1. Narcissisme ontologique et essentialisme identitaire : le stigmate nationaliste

Cioran, avant de se mettre à écrire en français, processus long et difficile de conversion existentielle, était déjà un auteur consacré en Roumanie où il avait exalté le génie national jugé défaillant de son peuple par le recours à une idéologie fasciste qui allait prouver son caractère mortifère dans les années suivantes. Cette entreprise, du fait même de sa radicalité, se passe sous le signe d’une cyclothymie et d’une identification de l’orgueil d’un moi hypertrophié au destin national du jeune penseur, qui illustre ainsi le processus de l’exacerbation des nationalismes au XXème siècle. Cette blessure narcissique projetée sur l’idéal de la nation organique se traduit par une violence pamphlétaire puis guerrière d’autant plus redoutable qu’elle est l’envers d’une dévalorisation fataliste. La mégalomanie des jeunes générations européennes s’explique par ce manque de confiance en sa propre culture dissimulée derrière une démesure criminelle. Ces défaillances et ce discrédit radical portés à l’encontre des axiologies humanistes et démocratiques se traduisent socialement par l’émergence d’utopies délirantes et d’idéologies dont l’irréalisme et l’irrationalisme revendiqués ne sont rien d’autres que les signes de l’irruption de la pulsion de mort sur la scène politique. Aussi sanglant que farcesque, cet élan vers le pire qui anime la Garde de fer fait de son « programme » indigent un catalogue de simplismes et d’appels aux meurtres dont ses membres s’enorgueillissent. Les crises insolubles d’un moi refusant la distanciation critique finissent invariablement par générer des logiques de boucs émissaires.

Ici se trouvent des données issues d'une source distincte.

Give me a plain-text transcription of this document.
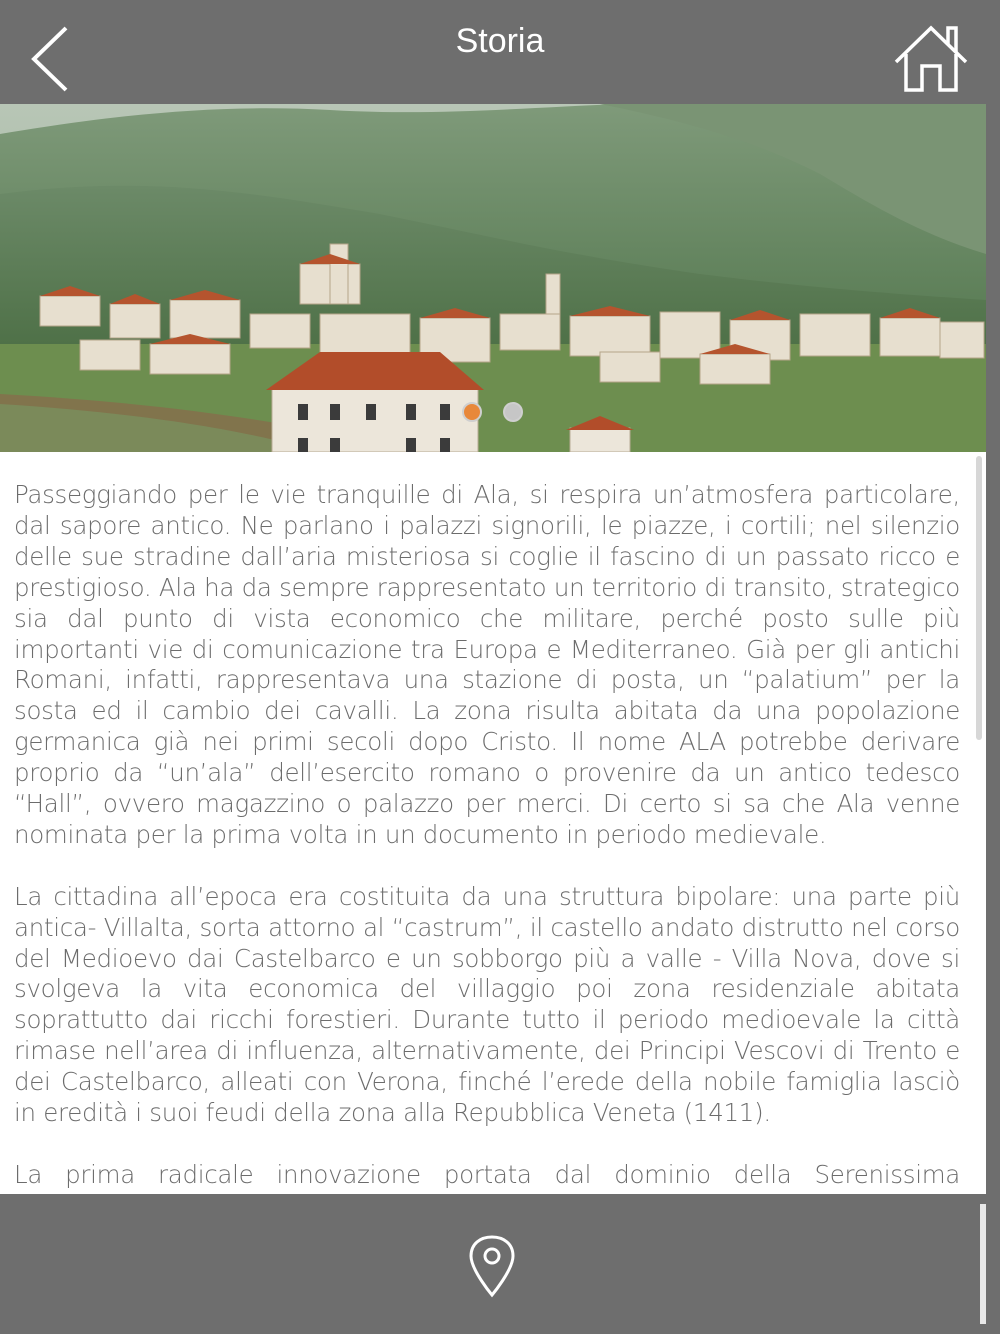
Storia

Passeggiando per le vie tranquille di Ala, si respira un’atmosfera particolare, dal sapore antico. Ne parlano i palazzi signorili, le piazze, i cortili; nel silenzio delle sue stradine dall’aria misteriosa si coglie il fascino di un passato ricco e prestigioso. Ala ha da sempre rappresentato un territorio di transito, strategico sia dal punto di vista economico che militare, perché posto sulle più importanti vie di comunicazione tra Europa e Mediterraneo. Già per gli antichi Romani, infatti, rappresentava una stazione di posta, un “palatium” per la sosta ed il cambio dei cavalli. La zona risulta abitata da una popolazione germanica già nei primi secoli dopo Cristo. Il nome ALA potrebbe derivare proprio da “un’ala” dell’esercito romano o provenire da un antico tedesco “Hall”, ovvero magazzino o palazzo per merci. Di certo si sa che Ala venne nominata per la prima volta in un documento in periodo medievale.

La cittadina all’epoca era costituita da una struttura bipolare: una parte più antica- Villalta, sorta attorno al “castrum”, il castello andato distrutto nel corso del Medioevo dai Castelbarco e un sobborgo più a valle - Villa Nova, dove si svolgeva la vita economica del villaggio poi zona residenziale abitata soprattutto dai ricchi forestieri. Durante tutto il periodo medioevale la città rimase nell’area di influenza, alternativamente, dei Principi Vescovi di Trento e dei Castelbarco, alleati con Verona, finché l’erede della nobile famiglia lasciò in eredità i suoi feudi della zona alla Repubblica Veneta (1411).

La prima radicale innovazione portata dal dominio della Serenissima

L’ambivalence entre un orgueil national humilié parce qu’il se sent en état d’infériorité quasi ontologique et une ambition démesurée pousse Cioran et sa génération à entrer dans un délire fantasmatique de conquête de la toute-puissance. Ce processus n’est pas autre chose que le reflet de l’étendue de leurs impuissances individuelles et collectives à participer à une réforme de la situation dans laquelle il se trouvait à l’époque. Cette impuissance a été entretenue par les échecs et la corruption du régime parlementaire qui n’avait de démocratique que le nom et d’humaniste que l’hypocrisie. Face à de tels modèles travestis et dévalorisés, le citoyen roumain ne pouvait que se détacher d’un idéal démocratique vécu comme imposé de l’extérieur, n’étant pas d’essence roumaine, incarné par un régime pseudo démocratique perçu comme immoral, illégitime et vecteur de décadence. Ce que d’une certaine façon, il était en effet. Dans ce cas précis, l’extrême-droite soulève des problèmes réels et catalyse les forces de la jeunesse vers une impasse et une montée en puissance de la violence, un déchaînement de négativités qu’elle attise et aggrave par électoralisme et par principe, tout en proposant des remèdes qui, par leur radicalité, s’avèrent rétrospectivement être pires que le mal initial.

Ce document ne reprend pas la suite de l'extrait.